Свистнул топор, и визг оборвался. У женщины, стоявшей за занавеской окна, похолодели руки и ноги, она вся дрожала. У забора несколько раз чавкнуло, потом раздался лязг лезвия, пробившего мясо до мостовой. Мужчина разогнулся, постоял с полминуты, потом отбросил топор и тяжёлой походкой удалился в дом. Женщина за занавеской сползла вдоль стены, приложив руки ко рту. Она беззвучно плакала от ужаса и не знала, как теперь выйдет из дома и как посмотрит на то, что осталось от Микки.
Но человек вернулся через пять минут, собрал в полиэтиленовый пакет собаку, подошёл к мусорному контейнеру, подумал и не стал выбрасывать Микки туда. Мало ли - найдут и присудят жестокое обращение с животными...
Грета вышла из дома ранним утром, долго простояла у калитки, не находя в себе мужество заглянуть за забор, потом всё-таки вышла.
На тротуаре темнело багровое пятно, что именно его создало, невозможно было догадаться, не зная о произошедшем ночью. Но Грете и так стало дурно, и она быстро убежала обратно.
Это пятно не смылось дождями и за тридцать лет.
Женщина теперь очень боялась своего соседа и старательно держалась от него как можно дальше. Дети не нашли утром своего пса и приставали к родителям с вопросом: "Где наша собака?" Им ответили, что Микки сбежал. Прю и Майкла это не успокоило. Они хотели найти собаку и просили об этом отца с матерью попеременно. Те отказывались.

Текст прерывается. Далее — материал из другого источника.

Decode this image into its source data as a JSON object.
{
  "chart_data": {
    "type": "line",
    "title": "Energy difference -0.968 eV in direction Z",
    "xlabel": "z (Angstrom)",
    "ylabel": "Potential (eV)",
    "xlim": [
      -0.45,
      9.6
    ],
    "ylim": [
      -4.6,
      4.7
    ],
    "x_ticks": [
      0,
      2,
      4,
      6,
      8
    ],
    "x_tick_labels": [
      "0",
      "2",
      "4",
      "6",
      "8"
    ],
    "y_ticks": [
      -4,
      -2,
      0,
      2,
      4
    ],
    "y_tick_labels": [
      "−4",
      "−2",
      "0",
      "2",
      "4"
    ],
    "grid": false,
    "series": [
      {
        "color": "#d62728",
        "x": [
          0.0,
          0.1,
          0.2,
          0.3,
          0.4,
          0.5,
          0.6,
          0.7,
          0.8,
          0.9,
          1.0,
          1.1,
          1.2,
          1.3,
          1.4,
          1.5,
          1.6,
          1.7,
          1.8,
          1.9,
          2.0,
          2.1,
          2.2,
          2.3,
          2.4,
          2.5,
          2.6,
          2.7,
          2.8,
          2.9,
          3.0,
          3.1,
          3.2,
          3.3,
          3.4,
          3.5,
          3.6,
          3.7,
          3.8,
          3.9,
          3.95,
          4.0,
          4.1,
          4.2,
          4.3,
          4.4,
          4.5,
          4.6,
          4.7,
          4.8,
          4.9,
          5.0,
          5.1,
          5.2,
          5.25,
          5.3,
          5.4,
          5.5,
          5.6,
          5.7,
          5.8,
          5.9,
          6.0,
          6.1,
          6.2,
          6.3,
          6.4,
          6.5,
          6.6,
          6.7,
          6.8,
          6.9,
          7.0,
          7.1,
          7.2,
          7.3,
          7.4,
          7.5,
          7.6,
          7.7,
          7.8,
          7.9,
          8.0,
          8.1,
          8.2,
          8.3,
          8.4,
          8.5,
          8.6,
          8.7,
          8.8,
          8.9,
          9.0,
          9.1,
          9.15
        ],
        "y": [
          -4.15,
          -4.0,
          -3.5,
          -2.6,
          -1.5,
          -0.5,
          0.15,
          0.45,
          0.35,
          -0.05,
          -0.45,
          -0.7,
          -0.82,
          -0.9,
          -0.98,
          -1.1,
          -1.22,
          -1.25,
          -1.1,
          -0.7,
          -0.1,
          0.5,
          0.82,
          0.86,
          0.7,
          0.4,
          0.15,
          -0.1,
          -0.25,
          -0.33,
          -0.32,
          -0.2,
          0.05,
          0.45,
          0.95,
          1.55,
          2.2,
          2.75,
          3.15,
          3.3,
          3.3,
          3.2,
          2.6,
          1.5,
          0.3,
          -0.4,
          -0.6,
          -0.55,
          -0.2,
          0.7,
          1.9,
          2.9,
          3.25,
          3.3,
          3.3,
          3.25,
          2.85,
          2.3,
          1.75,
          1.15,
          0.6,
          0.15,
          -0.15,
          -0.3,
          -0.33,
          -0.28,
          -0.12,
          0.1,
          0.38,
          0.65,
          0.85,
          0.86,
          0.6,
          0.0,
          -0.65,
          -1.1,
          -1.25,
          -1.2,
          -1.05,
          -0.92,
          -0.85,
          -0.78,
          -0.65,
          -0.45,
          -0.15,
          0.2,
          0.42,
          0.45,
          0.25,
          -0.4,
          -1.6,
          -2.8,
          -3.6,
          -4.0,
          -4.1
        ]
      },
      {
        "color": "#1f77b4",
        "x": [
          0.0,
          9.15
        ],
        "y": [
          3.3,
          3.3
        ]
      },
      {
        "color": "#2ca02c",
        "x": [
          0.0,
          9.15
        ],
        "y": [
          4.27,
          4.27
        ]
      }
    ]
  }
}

- Так что ты всё-таки сделал с шавкой? - услышала Грета обрывок разговора соседей, когда мать вышла полить грядки, а отец вывернул из скобы на боку конуры ненужную теперь цепь.
- Размазал по тротуару. Видела грязь у дома Морхарт? Все небось думают, что кто-то неудачно припарковался там ночью, что это мазут...
- Ну и правильно сделал. Давно хотела избавиться от псины, но ведь дети её так любили.
- Да эти мелкие меня уже достали со своей собакой. Она, похоже, мстит мне после смерти, - хмыкнул мужчина, - я целыми днями только о ней и слышу.
- Ты прав. Прибить их хочется. Совершенно не слушаются.
- Дети - они не лучше собаки...
- Она подала им плохой пример, - сказала женщина, улыбнувшись.
Грета стала избегать не только соседа...
В последующие три дня в доме №1, Низина на Плато, не раз раздавались ругань, крики и удары. Ребята не просто лишились собаки. Они наконец увидели истинное лицо своих родителей, жестокое и деспотичное. Но они были приёмными. Они совершенно ничего не унаследовали от этой четы. Прю была высокой, тощей, черноволосой, успела пойти в первый класс; тихая, умная и гордая девочка. Майкл, наоборот, был низковат, тоже черноволос, но слыл задирой, очень активным и смелым ребёнком.
Они не сдались. Они объявили войну родителям на исходе третьего дня после пропажи собаки.
На исходе третьего дня, когда в Низину спускался туман.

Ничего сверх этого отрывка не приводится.